In an article on the giallo film, published in the magazine The Dark Side in 1996, John Martin begins with the various definitions offered by a number of other commentators as to what the giallo actually is:
"That's a tricky one. I guess the first thing that springs into my mind is people with big black gloves, with zippers up the side, and big knives, to stick into people... but its more complex than that."
- Richard Stanley
"It describes a genre of mysteries in which the discovery of the criminal's identity is less important than discovering how the crime was done."
- Maitland McDonagh
"You mean Argento, Bava? Those films are blood operas!"
- John McNaughton
"I'm not sure how I'd define it, actually..."
- Mark Kermode
What I want to emphasise here is not the accuracy of these definitions, (nor indeed, that of Martin's alternative to them, that "the essence of the giallo resides in two factors: style and savagery" – a definition which would exclude a film like Forbidden Photos of a Lady Above Suspicion, that has plenty of style yet little savagery) but instead emphasise the different conceptual frameworks that appear to underlie them, what they make possible and what they exclude.
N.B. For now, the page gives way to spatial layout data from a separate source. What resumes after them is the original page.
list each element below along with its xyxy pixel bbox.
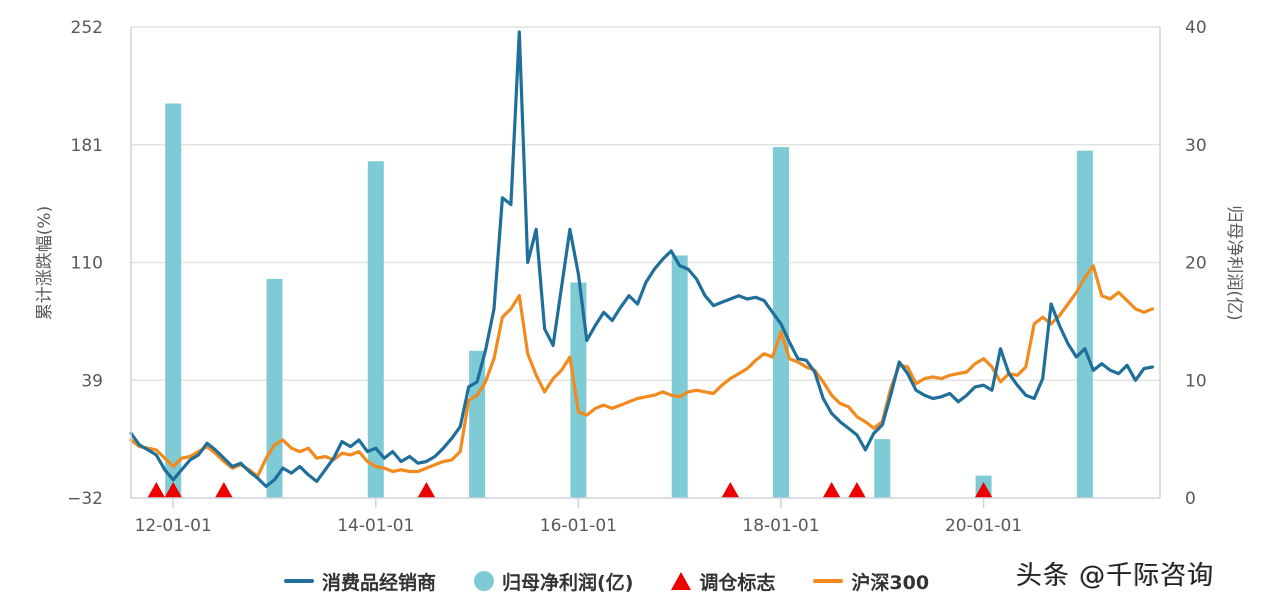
y2-tick-label: 30: [1185, 136, 1207, 156]
chart-canvas: 252 40 181 30 110 20 39 10 −32 0 12-01-01 14-01-01 1…: [35, 18, 1244, 536]
legend-item-csi300[interactable]: 沪深300: [813, 568, 929, 595]
line-swatch-icon: [813, 579, 844, 583]
rebalance-triangle-icon: [847, 482, 866, 498]
net-profit-bar: [165, 103, 182, 498]
rebalance-triangle-icon: [417, 482, 436, 498]
y-tick-label: −32: [67, 489, 103, 509]
x-tick-label: 14-01-01: [337, 516, 414, 536]
rebalance-triangle-icon: [974, 482, 993, 498]
net-profit-bar: [469, 350, 486, 498]
x-tick-label: 16-01-01: [540, 516, 617, 536]
y-tick-label: 110: [71, 254, 103, 274]
legend-label: 归母净利润(亿): [502, 571, 634, 594]
rebalance-triangle-icon: [822, 482, 841, 498]
legend-item-rebalance[interactable]: 调仓标志: [671, 568, 775, 595]
net-profit-bar: [874, 439, 891, 498]
y2-tick-label: 0: [1185, 489, 1196, 509]
legend: 消费品经销商 归母净利润(亿) 调仓标志 沪深300: [284, 566, 967, 596]
rebalance-triangle-icon: [147, 482, 166, 498]
legend-label: 调仓标志: [699, 571, 776, 594]
net-profit-bar: [367, 161, 384, 499]
legend-item-distributor[interactable]: 消费品经销商: [284, 568, 436, 595]
rebalance-triangle-icon: [214, 482, 233, 498]
circle-swatch-icon: [474, 571, 495, 591]
y-tick-label: 39: [81, 371, 103, 391]
y-tick-label: 252: [71, 18, 103, 38]
net-profit-bar: [671, 255, 688, 498]
y2-axis-title: 归母净利润(亿): [1224, 205, 1244, 320]
rebalance-triangle-icon: [721, 482, 740, 498]
net-profit-bar: [570, 282, 587, 498]
csi300-line: [129, 264, 1155, 478]
net-profit-bars: [165, 103, 1093, 499]
y2-tick-label: 20: [1185, 254, 1207, 274]
distributor-line: [129, 30, 1155, 488]
watermark: 头条 @千际咨询: [1016, 561, 1215, 591]
rebalance-markers: [147, 482, 993, 498]
gridlines: [131, 26, 1160, 381]
price-lines: [129, 30, 1155, 488]
legend-label: 消费品经销商: [322, 571, 437, 594]
legend-item-net-profit[interactable]: 归母净利润(亿): [474, 568, 633, 595]
x-tick-label: 12-01-01: [135, 516, 212, 536]
x-tick-label: 20-01-01: [945, 516, 1022, 536]
net-profit-bar: [1076, 150, 1093, 498]
line-swatch-icon: [284, 579, 314, 583]
y-tick-label: 181: [71, 136, 103, 156]
net-profit-bar: [266, 278, 283, 498]
x-tick-label: 18-01-01: [742, 516, 819, 536]
axes: 252 40 181 30 110 20 39 10 −32 0 12-01-01 14-01-01 1…: [67, 18, 1207, 536]
y2-tick-label: 40: [1185, 18, 1207, 38]
legend-label: 沪深300: [851, 571, 930, 594]
y2-tick-label: 10: [1185, 371, 1207, 391]
triangle-swatch-icon: [671, 572, 692, 590]
y-axis-title: 累计涨跌幅(%): [35, 206, 55, 320]
rebalance-triangle-icon: [164, 482, 183, 498]
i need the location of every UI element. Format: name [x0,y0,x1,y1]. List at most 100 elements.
In one sense Mark Kermode's modest uncertainty is the least helpful, but in another it is useful in pointing to the kind of the difficulties that pertain here.
This is paralleled by Richard Stanley's opening admission - “That's a tricky one” - before he then proposes a definition based on iconography in the form of the characteristic black gloves and knives, along with a more specific feature - the zipper up the side - that seems to reference Deep Red in particular.
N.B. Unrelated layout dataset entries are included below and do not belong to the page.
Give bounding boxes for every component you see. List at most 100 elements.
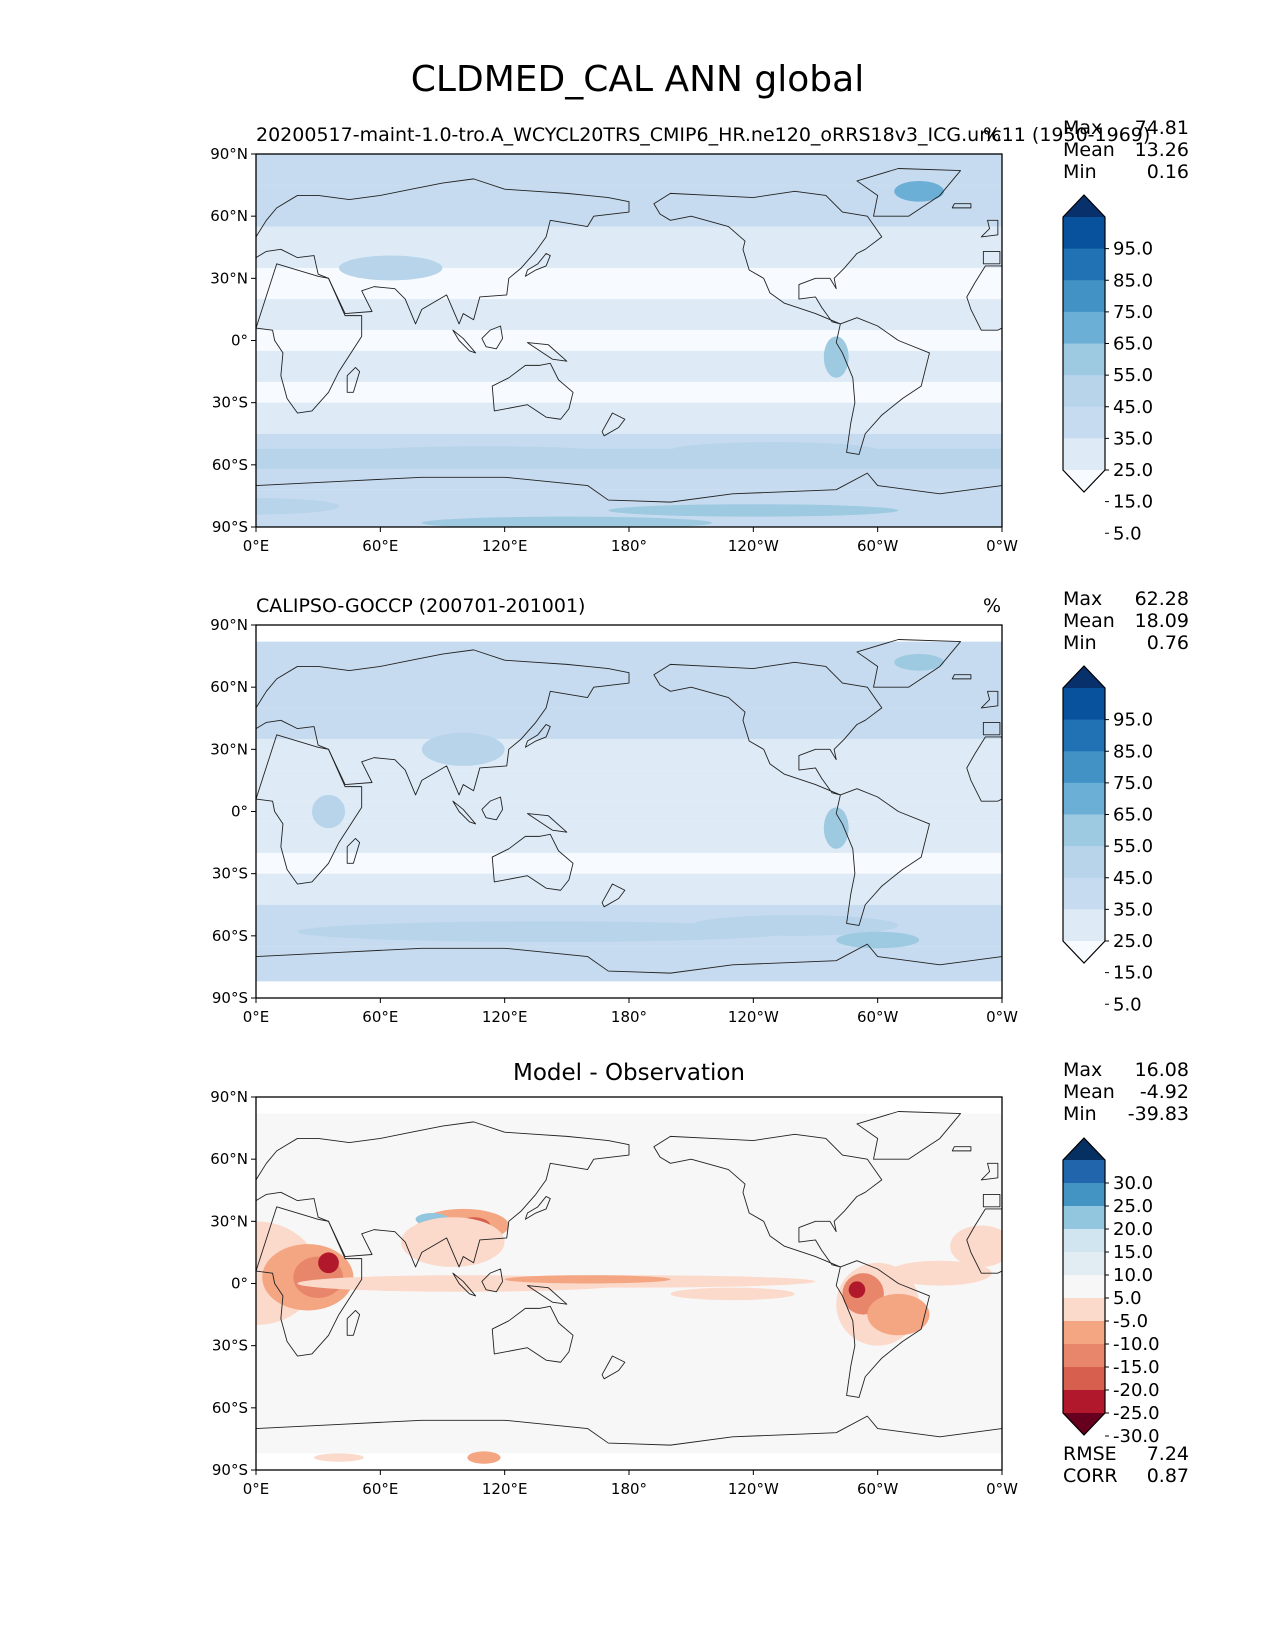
lat-tick-label: 0° bbox=[231, 803, 248, 821]
lat-tick-label: 30°S bbox=[212, 1337, 248, 1355]
lon-tick-label: 0°E bbox=[243, 1480, 270, 1498]
contour-feature bbox=[338, 446, 629, 463]
colorbar-label: 15.0 bbox=[1113, 1242, 1153, 1263]
contour-band bbox=[256, 852, 1002, 874]
diff-stats: Max 16.08 Mean -4.92 Min -39.83 bbox=[1063, 1059, 1189, 1125]
lon-tick-label: 60°E bbox=[362, 1480, 398, 1498]
coastline bbox=[481, 1268, 504, 1293]
contour-band bbox=[256, 350, 1002, 382]
coastlines bbox=[256, 168, 1002, 527]
model-units-label: % bbox=[983, 124, 1002, 146]
obs-units-label: % bbox=[983, 595, 1002, 617]
contour-feature bbox=[848, 1281, 866, 1299]
coastline bbox=[601, 883, 626, 908]
colorbar-extension-bottom bbox=[1063, 941, 1105, 963]
colorbar-extension-top bbox=[1063, 1138, 1105, 1160]
diff-metric-rmse: RMSE 7.24 bbox=[1063, 1443, 1189, 1465]
model-stat-max: Max 74.81 bbox=[1063, 117, 1189, 139]
lon-tick-label: 120°E bbox=[482, 537, 528, 555]
lon-tick-label: 60°E bbox=[362, 1008, 398, 1026]
lon-tick-label: 60°E bbox=[362, 537, 398, 555]
coastline bbox=[256, 472, 1002, 527]
lat-tick-label: 30°N bbox=[210, 740, 248, 758]
coastline bbox=[256, 263, 363, 414]
obs-stat-max: Max 62.28 bbox=[1063, 588, 1189, 610]
diff-metric-corr: CORR 0.87 bbox=[1063, 1465, 1189, 1487]
lat-tick-label: 60°S bbox=[212, 456, 248, 474]
contour-band bbox=[256, 801, 1002, 822]
coastline bbox=[452, 1272, 477, 1297]
lat-tick-label: 90°N bbox=[210, 145, 248, 163]
colorbar-label: 95.0 bbox=[1113, 710, 1153, 731]
contour-band bbox=[256, 154, 1002, 186]
coastline bbox=[491, 1305, 574, 1363]
lon-tick-label: 0°W bbox=[986, 537, 1018, 555]
colorbar-extension-top bbox=[1063, 195, 1105, 217]
lat-tick-label: 60°N bbox=[210, 678, 248, 696]
colorbar-segment bbox=[1063, 1229, 1105, 1253]
lat-tick-label: 30°S bbox=[212, 865, 248, 883]
contour-feature bbox=[894, 180, 944, 202]
contour-band bbox=[256, 770, 1002, 802]
colorbar-label: 20.0 bbox=[1113, 1219, 1153, 1240]
missing-data-north bbox=[256, 625, 1002, 642]
lon-tick-label: 120°E bbox=[482, 1008, 528, 1026]
contour-feature bbox=[311, 794, 346, 829]
contour-feature bbox=[318, 1252, 339, 1274]
colorbar-label: 5.0 bbox=[1113, 1288, 1142, 1309]
diff-panel: Model - Observation Max 16.08 Mean -4.92 M… bbox=[0, 0, 1275, 1487]
colorbar-extension-bottom bbox=[1063, 1413, 1105, 1435]
lon-tick-label: 120°W bbox=[728, 1008, 779, 1026]
coastline bbox=[346, 837, 361, 864]
model-stat-min: Min 0.16 bbox=[1063, 161, 1189, 183]
lat-tick-label: 60°S bbox=[212, 1399, 248, 1417]
colorbar-label: 25.0 bbox=[1113, 931, 1153, 952]
colorbar-segment bbox=[1063, 1183, 1105, 1207]
coastline bbox=[256, 1415, 1002, 1470]
contour-feature bbox=[670, 1287, 795, 1301]
obs-panel-title: CALIPSO-GOCCP (200701-201001) bbox=[256, 595, 586, 617]
coastline bbox=[835, 1260, 930, 1398]
colorbar-segment bbox=[1063, 1298, 1105, 1322]
colorbar-label: 35.0 bbox=[1113, 428, 1153, 449]
lon-tick-label: 120°W bbox=[728, 1480, 779, 1498]
contour-band bbox=[256, 381, 1002, 403]
coastline bbox=[982, 1193, 1001, 1208]
coastline bbox=[653, 190, 883, 325]
diff-metrics: RMSE 7.24 CORR 0.87 bbox=[1063, 1443, 1189, 1487]
model-stats: Max 74.81 Mean 13.26 Min 0.16 bbox=[1063, 117, 1189, 183]
lat-tick-label: 90°S bbox=[212, 989, 248, 1007]
lon-tick-label: 60°W bbox=[857, 537, 899, 555]
coastline bbox=[951, 203, 972, 209]
contour-feature bbox=[608, 504, 899, 517]
diff-panel-title: Model - Observation bbox=[512, 1060, 746, 1086]
contour-band bbox=[256, 299, 1002, 331]
contour-band bbox=[256, 821, 1002, 853]
colorbar-label: 15.0 bbox=[1113, 492, 1153, 513]
colorbar-segment bbox=[1063, 1321, 1105, 1345]
colorbar-1: 95.0 85.0 75.0 65.0 55.0 45.0 35.0 25.0 15.0 5.0 bbox=[1062, 665, 1153, 1015]
coastlines bbox=[256, 639, 1002, 998]
contour-feature bbox=[867, 1293, 930, 1336]
lat-tick-label: 90°N bbox=[210, 616, 248, 634]
colorbar-label: -10.0 bbox=[1113, 1334, 1160, 1355]
contour-feature bbox=[256, 497, 339, 515]
colorbar-segment bbox=[1063, 248, 1105, 281]
coastline bbox=[527, 813, 568, 833]
obs-stats: Max 62.28 Mean 18.09 Min 0.76 bbox=[1063, 588, 1189, 654]
colorbar-segment bbox=[1063, 877, 1105, 910]
lat-tick-label: 0° bbox=[231, 332, 248, 350]
coastline bbox=[491, 833, 574, 891]
contour-feature bbox=[297, 921, 795, 943]
colorbar-label: -15.0 bbox=[1113, 1357, 1160, 1378]
colorbar-label: 75.0 bbox=[1113, 302, 1153, 323]
colorbar-segment bbox=[1063, 1275, 1105, 1299]
coastline bbox=[601, 1355, 626, 1380]
colorbar-label: -30.0 bbox=[1113, 1426, 1160, 1447]
lon-tick-label: 0°W bbox=[986, 1008, 1018, 1026]
colorbar-label: 65.0 bbox=[1113, 334, 1153, 355]
lat-tick-label: 90°S bbox=[212, 518, 248, 536]
coastline bbox=[951, 1146, 972, 1152]
colorbar-segment bbox=[1063, 719, 1105, 752]
map-panel-0: 90°N 60°N 30°N 0° 30°S 60°S 90°S0°E 60°E 120°E 18… bbox=[210, 145, 1018, 555]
The admission that “it's more complex than that,” meanwhile, might be best read in relation to the fact that Deep Red is a different, more horror-type, giallo than the majority of those that preceded it, as exemplified by the Animal Trilogy and its imitators.
This leads us onto the more auteur focussed approach implied by John McNaughton via his references to Mario Bava, who founded the genre, and Dario Argento, who reinvigorated it and boosted its popularity with The Bird with the Crystal Plumage and its successors, but one also tempered with a sense that these filmmakers can be situated within a distinctive national context – that of the “blood opera”.
Maitland McDonagh offers the most confident definition, but thereby also the most problematic. For, as Gary Needham and Mikel Koven have argued – and as McDonagh herself seems to acknowledge elsewhere – the giallo film, as distinct from the literary giallo, is better understood via the framework of the filone rather than genre. McDonagh's emphasis upon mystery and the how- rather than who-dunit, meanwhile, would also seem to have the effect of meaning that such titles as Blood and Black Lace and The Bird with the Crystal Plumage, where the killers' modus operandi is straightforwardly there on the screen, are somehow less important or central gialli than the likes of The Black Belly of the Tarantula and The Crimes of the Black Cat.